More dead hardware06 November 2022
As part of the fault-finding rebuild of my personal workstation I had a leftover motherboard that aside from suspected glitches on the Northbridge DMA interface seemed to be in good working order so decided to use it for the building of a new head-less server. What I thought would be a weekend project ended up taking six weeks and in the process ended up buying enough core components for two servers. Given how much the cost of CPUs is rocketing having an extra bare-bones system ready to go made economic sense but the whole process of getting them built is something I could have done without.
A nasty surpriseI ordered in the cheapest AM4 socket CPU I could find which was a Ryzen 3 off Amazon which I installed onto the motherboard, and this in turn was in a rack-mount case since this was intended to be a headless server. After hooking up my mini-monitor and a USB keyboard I was greeted by spinning fans but nothing on the display. At the time I thought a suspect motherboard had given up the ghost so I RMA'd it and ordered in a new motherboard and some more memory — as it would turn out the latter would have the same problem so I sent the CPU back to Amazon and ordered a new one, but in hindsight this CPU may have actually been good.
The new CPU had the same problems with the new motherboard and so I ordered in a new power supply just in case that was the problem, even though a quick check with a multi-meter suggested the existing power supply was good, but either way it was the same results. As a precaution I checked the two pairs of RAM simms I had in my personal workstation using Memtest86+ but they came out good. Getting desperate I ordered a piezo speaker in the hope that BIOS beep sequences could be used for diagnostic but no sound was emitted. Rather than do another RMA I went ahead and ordered in a Ryzen 5 4500 just in case it was a problem with the Ryzen 3 CPUs model, but I had the same problem with that one as well.
At this point I was seriously contemplating the prospect that I had had three dead-on-arrival CPUs in a row from two vendors, which to me was hard to believe. Handling was not any differently to previous system I had built and considering assembly was done at my electroncs bench which had an anti-static mat, I doubt electrostatic discharge could be blamed for three faulty parts. At this point I already had bought in duplicates of every single core component and given how much the cost of CPUs had already shot up this year OI may as well push ahead and assemble two complete systems.
Some actual successStock CPU coolers are a pain to clean and just in case it was a cooler fan issue I order in two Noctua CPU coolers that I had used in my previous workstations. By this time the motherboard I had RMA'd had been tested as good by the vendor and was returned so I decided to put the Ryzen 3 onto it Again the system did not pass POST but then I got a beep sequence of one long and three short beeps which assuming I was reading the correct guide was the sequence for graphics card failure and was typically associated with power issues. Luckily I had some spare PCIe graphics cards and after installing one of them things got past POST and into the BIOS setup —I don't know if the on-board graphics was disabled or malfunctioning but I now had a system that was booting.
At this point I could also verify both my power supply units were good and that it was a dead or incompatible motherboard I was dealing with, and I noticed that it used the A320 chip rather than the B550 chip that every other AMD motherboard I had bought this year used. Upon it arriving I kitted it all up and after getting the same beep sequence as before I stuck in a graphics card and I now had a second working bare-bones computer. It is possible that A320-based motherboard just needed a BIOS upgrade but that was a moot point as there was no way of applying one without an operational CPU.
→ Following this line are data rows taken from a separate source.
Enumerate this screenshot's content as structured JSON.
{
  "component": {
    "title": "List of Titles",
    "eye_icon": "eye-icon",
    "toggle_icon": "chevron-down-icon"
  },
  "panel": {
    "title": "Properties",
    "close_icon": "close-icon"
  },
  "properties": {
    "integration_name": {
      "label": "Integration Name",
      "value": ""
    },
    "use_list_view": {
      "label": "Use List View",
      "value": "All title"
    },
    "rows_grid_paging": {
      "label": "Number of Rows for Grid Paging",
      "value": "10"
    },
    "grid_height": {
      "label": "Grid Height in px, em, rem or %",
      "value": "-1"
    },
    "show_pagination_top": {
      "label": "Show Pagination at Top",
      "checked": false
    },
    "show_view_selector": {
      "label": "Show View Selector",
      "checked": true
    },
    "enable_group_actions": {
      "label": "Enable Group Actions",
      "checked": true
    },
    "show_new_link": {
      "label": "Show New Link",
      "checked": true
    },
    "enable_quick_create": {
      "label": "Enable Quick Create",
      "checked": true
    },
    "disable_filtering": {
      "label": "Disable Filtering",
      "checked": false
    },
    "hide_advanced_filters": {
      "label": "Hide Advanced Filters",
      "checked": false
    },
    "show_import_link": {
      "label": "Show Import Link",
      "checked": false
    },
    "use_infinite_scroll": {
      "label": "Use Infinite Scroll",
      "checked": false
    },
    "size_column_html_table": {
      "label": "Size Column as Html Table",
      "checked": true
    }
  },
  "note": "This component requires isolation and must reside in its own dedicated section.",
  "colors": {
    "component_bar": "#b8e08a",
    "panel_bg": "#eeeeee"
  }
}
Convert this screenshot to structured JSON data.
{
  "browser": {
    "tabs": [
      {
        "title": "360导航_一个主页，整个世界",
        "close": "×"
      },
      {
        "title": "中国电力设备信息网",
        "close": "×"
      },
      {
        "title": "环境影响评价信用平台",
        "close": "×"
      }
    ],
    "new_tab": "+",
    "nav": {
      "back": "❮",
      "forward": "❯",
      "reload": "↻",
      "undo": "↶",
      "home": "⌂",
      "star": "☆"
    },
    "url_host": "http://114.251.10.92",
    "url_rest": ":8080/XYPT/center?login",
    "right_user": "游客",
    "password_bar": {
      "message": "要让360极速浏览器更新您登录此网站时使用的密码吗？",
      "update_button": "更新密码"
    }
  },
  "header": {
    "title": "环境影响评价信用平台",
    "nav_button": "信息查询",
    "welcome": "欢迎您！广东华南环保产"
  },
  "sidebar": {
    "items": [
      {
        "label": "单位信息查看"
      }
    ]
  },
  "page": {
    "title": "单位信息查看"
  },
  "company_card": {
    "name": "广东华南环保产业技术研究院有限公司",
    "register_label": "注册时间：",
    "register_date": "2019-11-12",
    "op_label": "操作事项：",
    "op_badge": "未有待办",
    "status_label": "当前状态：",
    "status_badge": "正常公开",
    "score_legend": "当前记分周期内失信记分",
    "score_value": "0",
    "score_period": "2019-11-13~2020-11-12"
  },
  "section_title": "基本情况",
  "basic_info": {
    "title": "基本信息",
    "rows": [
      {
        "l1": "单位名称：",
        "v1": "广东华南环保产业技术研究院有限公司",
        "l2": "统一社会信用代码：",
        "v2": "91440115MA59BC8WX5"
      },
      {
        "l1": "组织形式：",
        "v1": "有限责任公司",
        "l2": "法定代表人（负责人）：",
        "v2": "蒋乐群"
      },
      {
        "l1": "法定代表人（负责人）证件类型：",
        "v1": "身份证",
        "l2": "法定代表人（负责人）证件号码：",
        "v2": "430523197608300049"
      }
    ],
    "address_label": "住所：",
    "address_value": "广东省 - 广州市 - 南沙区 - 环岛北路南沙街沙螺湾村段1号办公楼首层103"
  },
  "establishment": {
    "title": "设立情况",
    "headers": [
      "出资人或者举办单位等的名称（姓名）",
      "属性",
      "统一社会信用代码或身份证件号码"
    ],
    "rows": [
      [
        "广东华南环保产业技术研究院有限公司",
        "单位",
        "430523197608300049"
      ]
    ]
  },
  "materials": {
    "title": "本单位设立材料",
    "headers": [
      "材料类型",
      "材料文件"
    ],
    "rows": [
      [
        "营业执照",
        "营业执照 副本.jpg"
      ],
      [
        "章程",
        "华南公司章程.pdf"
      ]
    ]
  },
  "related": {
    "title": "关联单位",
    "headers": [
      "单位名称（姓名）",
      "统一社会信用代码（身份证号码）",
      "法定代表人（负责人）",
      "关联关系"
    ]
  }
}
Root-causesAll in this year I have initiated four returns of merchandise of which only one was comfirmed as faulty so it is worth looking at what triggered the returns. The first CPU I sent back was indeed faulty but glitches I noticed with its replacement I now believe were down to a fault with the Audigy Fx since that system also had intermittant latency issues that went away when it was left out when the motherboard was replaced with one that had more PCI-Express slots. An expansion card doing stuff to the Northbridge DMA controller that shows up as memory faults on the CPU at the very least sounds cirumstantial but with everything else checking out good in isolation, it prime-facie looks like the culpret. Or it could just have been the sort of random glitch that has to be expected with a whole 64 gigabytes of non-error checking memory.
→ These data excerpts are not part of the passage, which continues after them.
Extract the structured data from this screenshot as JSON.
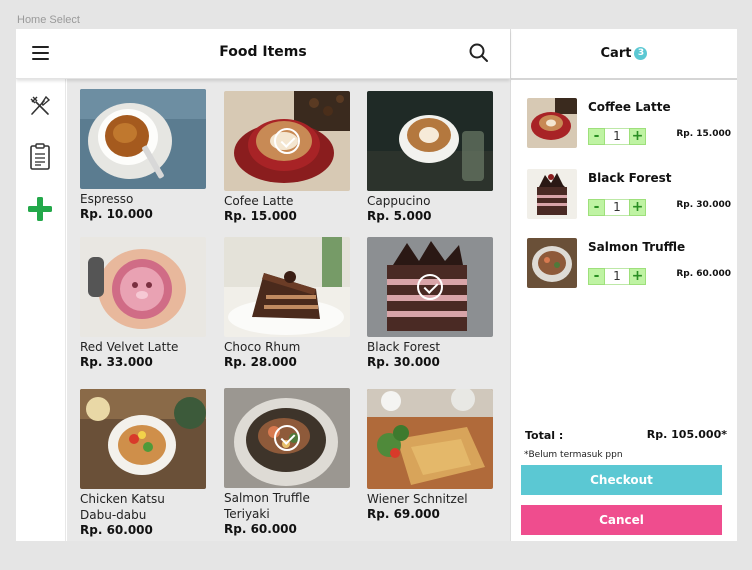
{
  "frame_label": "Home Select",
  "header": {
    "title": "Food Items"
  },
  "sidebar": {
    "items": [
      "utensils-icon",
      "menu-list-icon",
      "add-icon"
    ],
    "accent": "#23a84a"
  },
  "items": [
    {
      "name": "Espresso",
      "price": "Rp. 10.000",
      "selected": false
    },
    {
      "name": "Cofee Latte",
      "price": "Rp. 15.000",
      "selected": true
    },
    {
      "name": "Cappucino",
      "price": "Rp. 5.000",
      "selected": false
    },
    {
      "name": "Red Velvet Latte",
      "price": "Rp. 33.000",
      "selected": false
    },
    {
      "name": "Choco Rhum",
      "price": "Rp. 28.000",
      "selected": false
    },
    {
      "name": "Black Forest",
      "price": "Rp. 30.000",
      "selected": true
    },
    {
      "name": "Chicken Katsu Dabu-dabu",
      "name_lines": [
        "Chicken Katsu",
        "Dabu-dabu"
      ],
      "price": "Rp. 60.000",
      "selected": false
    },
    {
      "name": "Salmon Truffle Teriyaki",
      "name_lines": [
        "Salmon Truffle",
        "Teriyaki"
      ],
      "price": "Rp. 60.000",
      "selected": true
    },
    {
      "name": "Wiener Schnitzel",
      "price": "Rp. 69.000",
      "selected": false
    }
  ],
  "cart": {
    "title": "Cart",
    "count": "3",
    "items": [
      {
        "name": "Coffee Latte",
        "qty": "1",
        "price": "Rp. 15.000"
      },
      {
        "name": "Black Forest",
        "qty": "1",
        "price": "Rp. 30.000"
      },
      {
        "name": "Salmon Truffle",
        "qty": "1",
        "price": "Rp. 60.000"
      }
    ],
    "total_label": "Total :",
    "total_value": "Rp. 105.000*",
    "note": "*Belum termasuk ppn",
    "checkout_label": "Checkout",
    "cancel_label": "Cancel",
    "minus": "-",
    "plus": "+"
  },
  "colors": {
    "checkout": "#5bc8d3",
    "cancel": "#ef4d8e",
    "stepper": "#bff3a3"
  }
}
Most of the headaches in the last month or so were down to motherboards actually needing a graphics card even though they had on-board video out, and it was only after I bought in a piezo speaker in order to hear the POST beep sequences — the rack-mount case I was using did not have a speaker — that I was pointed in the right direction. I had not realised that on-board graphics chips these days are instead integrated into CPUs. In the past I have always installed a dedicated graphics card rather than use on-board video on self-builds so I had never come across this gotcha before, and although the CPU I sent back to Amazon was accepted as faulty I suspect in reality it was good, so this pit-fall was responsible for two false fault returns. Ironically sticking in a graphics card was something I tried with the A320 motherboard before the non-faulty B550-based one was returned to me.